Ну вот, ни с того ни с сего… Ничего, пусть знает свое место. А то все завотделениями на цыпочках уже перед нею ходят.

— Ну конечно, лучше! — подозрительно охотно согласилась Вострикова.

Они вышли из палаты.

— Бурлацкий сегодня оперативку почему-то на час раньше созвал, — продолжила рассказ о происшествии Галина Игнатьевна, хотя Коробов и не просил ее об этом. — А когда все собрались, вдруг сказал эти же самые слова, про анекдот. И начал биться головой в стену. Все было так неожиданно… Даже мы, профессионалы, не сразу поняли, в чем дело. Я подумала вначале, он нас просто разыгрывает. И не только я. Ющенко тоже, даже улыбаться начал!

В голосе Востриковой явственно звучали нотки восторга. Неудивительно. Об их вражде с Бурлацким — как, впрочем, и с его предшественником — знала вся больница. Но радоваться чужому горю… Видно, старшая и сама расслышала эти нотки и даже поняла их неуместность, поэтому и замолчала так резко. Как, однако, весомо у нее прозвучало: «Мы, профессионалы!..» Куда конь с копытом — туда и рак с клешней.

— Ну, не буду вас отвлекать, Родион Гордеевич! — круто переменила разговор Галина Игнатьевна. — Вам ведь теперь не только свою работу придется делать, но и Главного замещать!
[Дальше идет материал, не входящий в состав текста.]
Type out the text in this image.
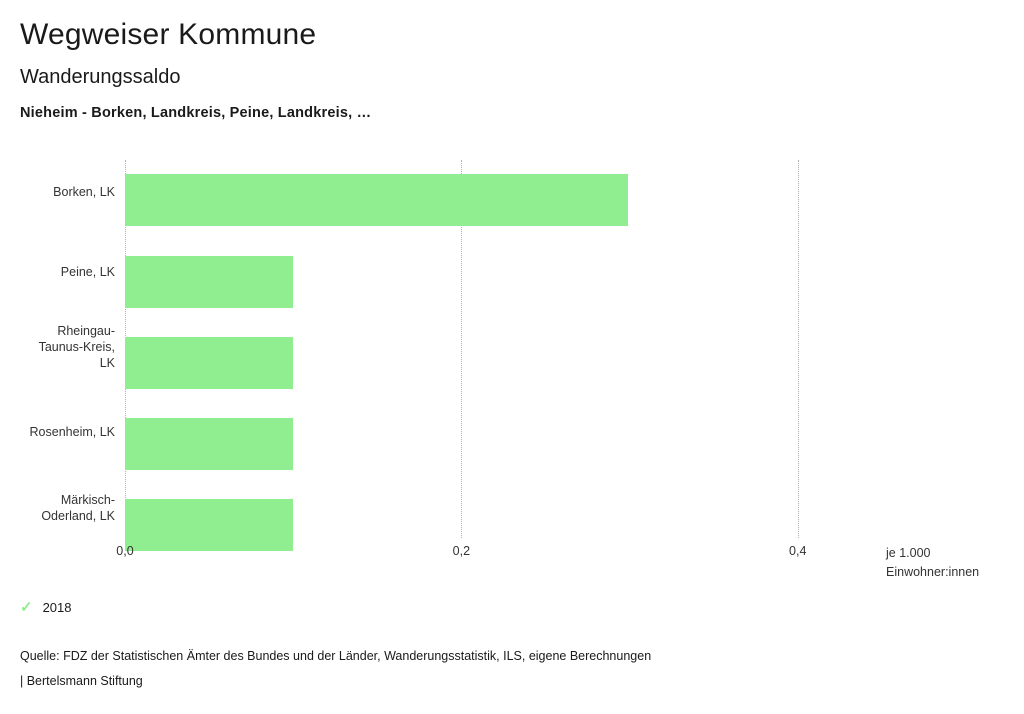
Wegweiser Kommune
Wanderungssaldo
Nieheim - Borken, Landkreis, Peine, Landkreis, …
Borken, LK
Peine, LK
Rheingau-
Taunus-Kreis,
LK
Rosenheim, LK
Märkisch-
Oderland, LK
0,0	0,2	0,4	je 1.000
Einwohner:innen
✓ 2018
Quelle: FDZ der Statistischen Ämter des Bundes und der Länder, Wanderungsstatistik, ILS, eigene Berechnungen
| Bertelsmann Stiftung
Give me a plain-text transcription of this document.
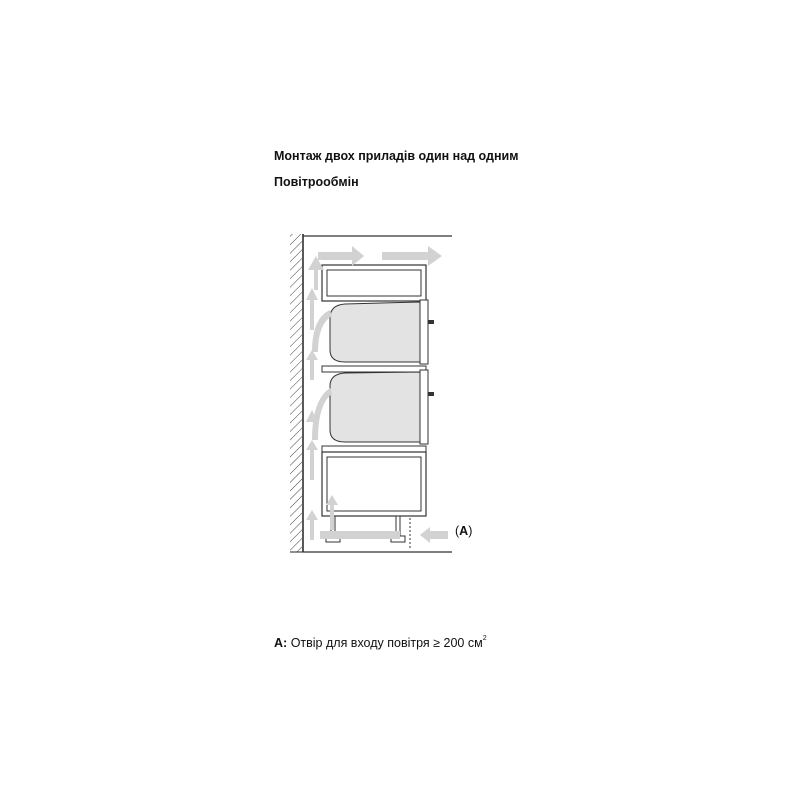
Монтаж двох приладів один над одним
Повітрообмін
(A)
A: Отвір для входу повітря ≥ 200 $см^2$
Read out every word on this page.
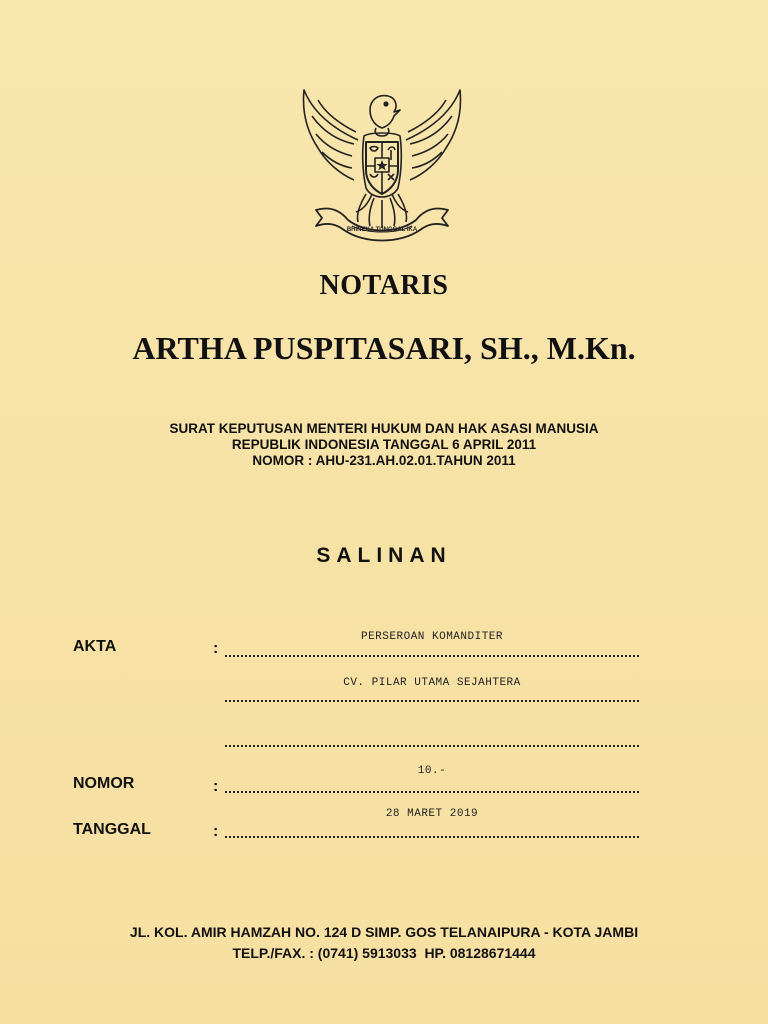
BHINEKA TUNGGAL IKA
NOTARIS
ARTHA PUSPITASARI, SH., M.Kn.
SURAT KEPUTUSAN MENTERI HUKUM DAN HAK ASASI MANUSIA
REPUBLIK INDONESIA TANGGAL 6 APRIL 2011
NOMOR : AHU-231.AH.02.01.TAHUN 2011
SALINAN
AKTA	:
PERSEROAN KOMANDITER
CV. PILAR UTAMA SEJAHTERA
NOMOR	:
10.-
TANGGAL	:
28 MARET 2019
JL. KOL. AMIR HAMZAH NO. 124 D SIMP. GOS TELANAIPURA - KOTA JAMBI
TELP./FAX. : (0741) 5913033  HP. 08128671444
В голосе Востриковой послышались уважительные нотки. Голосом она владела мастерски: уважения было как раз в меру, без подобострастия.

— Придется, — равнодушно согласился Коробов.

С тех пор, как Родион Гордеевич отказался подписать злополучное заключение, его уделом было именно это: замещать. Тот, кто вынуждал Коробова подписать фальшивое заключение, по-прежнему был при власти. И даже приумножил ее. Тот, кто побывал-таки в психушке, теперь тоже был наверху. Он прекрасно знает имена своих гонителей, но делает вид, что благородно все забыл. Видно, власть примиряет. А Родион Гордеевич с тех пор — зам. Вечный Зам. Обидно?

Теперь уже нет. Привык.

Автобус, как обычно, был переполнен. Но Родион Гордеевич успел занять свою любимую позицию почти в середине салона. Здесь толкали меньше всего, и можно было, крепко ухватившись за поручень, закрыть глаза и ни о чем не думать. Точнее, почти ни о чем. Свободное, не понукаемое необходимостью что-то решать течение мысли — лучший отдых для головы. А если не отпускать время от времени мысли попастись на пастбищах свободных ассоциаций и лугах ленивых созерцаний, вполне можно оказаться вдруг по другую сторону барьера, как это случилось с Бурлацким. Особенно после такого дня, как сегодня.

Столько вызовов спецбригады, кажется, никогда еще не было. Рекорд для Книги Гиннесса. А началось все — с Ардалиона Витольдовича. Жалко, хороший был мужик. С диагнозом, кстати, все не так просто оказалось. Даже Бектаев, уж на что опытный врач, и тот колеблется. С одной стороны, похоже на шубообразную шизофрению. С другой — она возникает обычно лет в 13–16, в пубертатном возрасте. А Бурлацкому, между прочим, уже за пятьдесят. С третьей стороны, некоторые признаки указывают на психоз, с которого начинается иногда церебральный атеросклероз. Вот и разберись тут…

Двое молодых людей, стоявших за спиной Коробова, так громко разговаривали, что он невольно оглянулся.

Его кратковременные соседи были молоды, модно одеты и веселы. Сразу видно — нувориши. Из тех, кто успел попасть в струю. Они, конечно, приписывали успех собственным достоинствам и изо всех сил надували щеки — и друг перед другом, и перед окружающими. Но простоватость нет-нет да и проступала на ухоженных самодовольных лицах. Одно из них было восхитительно рыжим. Даже веснушки, усевающие его от уха до уха и от волос до шеи, были не просто рыжи, а огненно-, пылающе-рыжи.